In the parking lot behind the building Professor Helen Haggerty was sitting at the wheel of the new black Thunderbird convertible. She had put the top down and parked it beside my car, as if for contrast. The late afternoon sunlight slanting across the foothills glinted on her hair and eyes and teeth.

“Hello again.”

“Hello again,” I said. “Are you waiting for me?”

“Only if you’re left-handed.”

“I’m ambidextrous.”

“You would be. You threw me a bit of a curve just now.”

“I did?”

“I know who you are.” She patted a folded newspaper on the leather seat beside her. The visible headline said: “Mrs. Perrine Acquitted.” Helen Haggerty said: “I think it’s very exciting. The paper credits you with getting her off. But it’s not quite clear how you did it.”

“I simply told the truth, and evidently the jury believed me. At the time the alleged larceny was committed here in Pacific Point, I had Mrs. Perrine under close surveillance in Oakland.”

“What for? Another larceny?”

“It wouldn’t be fair to say.”

She made a mock-sorrowful mouth, which fitted the lines of her face too well. “All the interesting facts are confidential. But I happen to be checked out for security. In fact my father is a policeman. So get in and tell me all about Mrs. Perrine.”

“I can’t do that.”

“Or I have a better idea,” she said with her bright unnatural smile. “Why don’t you come over to my house for a drink?”

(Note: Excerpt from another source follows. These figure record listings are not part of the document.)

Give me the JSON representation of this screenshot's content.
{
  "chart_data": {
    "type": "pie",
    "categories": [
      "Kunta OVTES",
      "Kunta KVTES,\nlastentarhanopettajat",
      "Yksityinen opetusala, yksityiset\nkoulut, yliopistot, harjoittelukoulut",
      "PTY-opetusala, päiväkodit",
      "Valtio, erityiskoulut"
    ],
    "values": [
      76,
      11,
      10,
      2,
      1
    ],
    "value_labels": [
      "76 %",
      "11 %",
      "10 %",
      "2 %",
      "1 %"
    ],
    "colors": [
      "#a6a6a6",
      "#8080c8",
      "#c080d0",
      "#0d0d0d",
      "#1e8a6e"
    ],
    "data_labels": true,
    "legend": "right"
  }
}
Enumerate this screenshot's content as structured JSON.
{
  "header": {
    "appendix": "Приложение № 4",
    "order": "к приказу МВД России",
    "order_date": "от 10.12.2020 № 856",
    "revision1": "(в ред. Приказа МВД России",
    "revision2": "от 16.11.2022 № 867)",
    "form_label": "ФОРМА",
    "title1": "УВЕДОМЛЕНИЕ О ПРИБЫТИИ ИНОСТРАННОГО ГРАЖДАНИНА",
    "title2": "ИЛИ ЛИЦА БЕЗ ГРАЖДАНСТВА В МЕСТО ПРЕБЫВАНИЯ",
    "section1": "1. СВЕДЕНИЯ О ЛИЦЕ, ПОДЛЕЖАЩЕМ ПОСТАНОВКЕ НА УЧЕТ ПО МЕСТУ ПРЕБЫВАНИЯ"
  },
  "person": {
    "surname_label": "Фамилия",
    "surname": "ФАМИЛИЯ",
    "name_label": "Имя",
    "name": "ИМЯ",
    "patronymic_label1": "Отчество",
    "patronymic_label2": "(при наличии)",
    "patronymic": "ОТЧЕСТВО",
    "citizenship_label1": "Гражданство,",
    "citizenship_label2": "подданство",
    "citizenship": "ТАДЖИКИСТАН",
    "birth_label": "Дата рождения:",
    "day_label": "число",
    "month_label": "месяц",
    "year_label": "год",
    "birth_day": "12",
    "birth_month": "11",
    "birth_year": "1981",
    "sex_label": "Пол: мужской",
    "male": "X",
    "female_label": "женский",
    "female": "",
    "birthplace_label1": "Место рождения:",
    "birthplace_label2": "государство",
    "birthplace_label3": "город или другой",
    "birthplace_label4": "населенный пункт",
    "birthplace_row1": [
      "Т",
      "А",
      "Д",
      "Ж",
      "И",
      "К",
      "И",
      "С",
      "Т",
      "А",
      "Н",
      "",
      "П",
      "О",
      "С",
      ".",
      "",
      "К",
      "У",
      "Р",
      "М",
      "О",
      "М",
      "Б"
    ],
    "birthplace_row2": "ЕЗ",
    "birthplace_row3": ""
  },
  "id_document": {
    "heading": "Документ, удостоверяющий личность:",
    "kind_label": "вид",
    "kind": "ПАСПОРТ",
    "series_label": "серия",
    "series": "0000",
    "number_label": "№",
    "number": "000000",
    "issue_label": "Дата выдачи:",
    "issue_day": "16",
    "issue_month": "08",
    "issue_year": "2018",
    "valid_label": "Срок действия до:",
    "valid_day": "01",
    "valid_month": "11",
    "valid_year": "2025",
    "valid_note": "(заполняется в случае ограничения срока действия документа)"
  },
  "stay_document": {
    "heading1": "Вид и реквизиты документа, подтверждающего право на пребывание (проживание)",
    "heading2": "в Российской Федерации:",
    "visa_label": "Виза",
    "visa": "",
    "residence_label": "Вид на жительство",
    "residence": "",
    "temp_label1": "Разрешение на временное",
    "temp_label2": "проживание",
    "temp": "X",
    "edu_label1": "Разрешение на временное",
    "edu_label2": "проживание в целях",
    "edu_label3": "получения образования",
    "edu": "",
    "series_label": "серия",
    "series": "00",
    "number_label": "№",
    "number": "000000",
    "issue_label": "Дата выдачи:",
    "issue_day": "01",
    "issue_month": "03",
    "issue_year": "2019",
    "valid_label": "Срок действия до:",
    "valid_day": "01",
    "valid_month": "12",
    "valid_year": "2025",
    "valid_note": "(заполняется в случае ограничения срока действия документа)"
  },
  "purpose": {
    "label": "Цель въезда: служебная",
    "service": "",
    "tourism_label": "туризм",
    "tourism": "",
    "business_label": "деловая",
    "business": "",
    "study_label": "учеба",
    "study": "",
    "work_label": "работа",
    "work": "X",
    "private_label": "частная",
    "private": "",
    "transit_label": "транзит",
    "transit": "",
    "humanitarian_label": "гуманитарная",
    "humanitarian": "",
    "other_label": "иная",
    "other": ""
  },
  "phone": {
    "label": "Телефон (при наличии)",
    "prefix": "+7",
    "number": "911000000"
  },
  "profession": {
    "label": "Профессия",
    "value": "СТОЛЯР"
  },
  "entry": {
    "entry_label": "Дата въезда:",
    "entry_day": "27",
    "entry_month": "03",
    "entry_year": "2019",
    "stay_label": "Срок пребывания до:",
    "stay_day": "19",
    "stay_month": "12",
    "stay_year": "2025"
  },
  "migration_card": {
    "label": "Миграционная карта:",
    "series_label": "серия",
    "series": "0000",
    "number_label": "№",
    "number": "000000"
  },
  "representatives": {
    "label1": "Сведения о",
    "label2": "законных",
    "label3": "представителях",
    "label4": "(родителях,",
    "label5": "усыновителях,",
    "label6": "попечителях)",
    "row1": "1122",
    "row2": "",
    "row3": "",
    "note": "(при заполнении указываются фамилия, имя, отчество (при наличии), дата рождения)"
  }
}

“I’m sorry, I have work to do.”

“Detective work?”

“Call it that.”

“Come on.” With a subtle movement, her body joined in the invitation. “All work and no play makes Jack a dull boy. You don’t want to be a dull boy and make me feel rejected. Besides, we have things to talk about.”

“The Perrine case is over. Nothing could interest me less.”

“It was the Dorothy Smith case I had in mind. Isn’t that why you’re on campus?”

“Who told you that?”

“The grapevine. Colleges have the most marvelously efficient grapevines, second only to penitentiaries.”

“Are you familiar with penitentiaries?”

“Not intimately. But I wasn’t lying when I told you my father was a policeman.” A gray pinched expression touched her face. She covered it over with another smile. “We do have things in common. Why don’t you come along?”

“All right. I’ll follow you. It will save you driving me back.”

“Wonderful.”

She drove as rapidly as she operated, with a jerky nervousness and a total disregard for the rules of the road. Fortunately the campus was almost empty of cars and people. Diminished by the foothills and by their own long shadows, the buildings resembled a movie lot which had shut down for the night.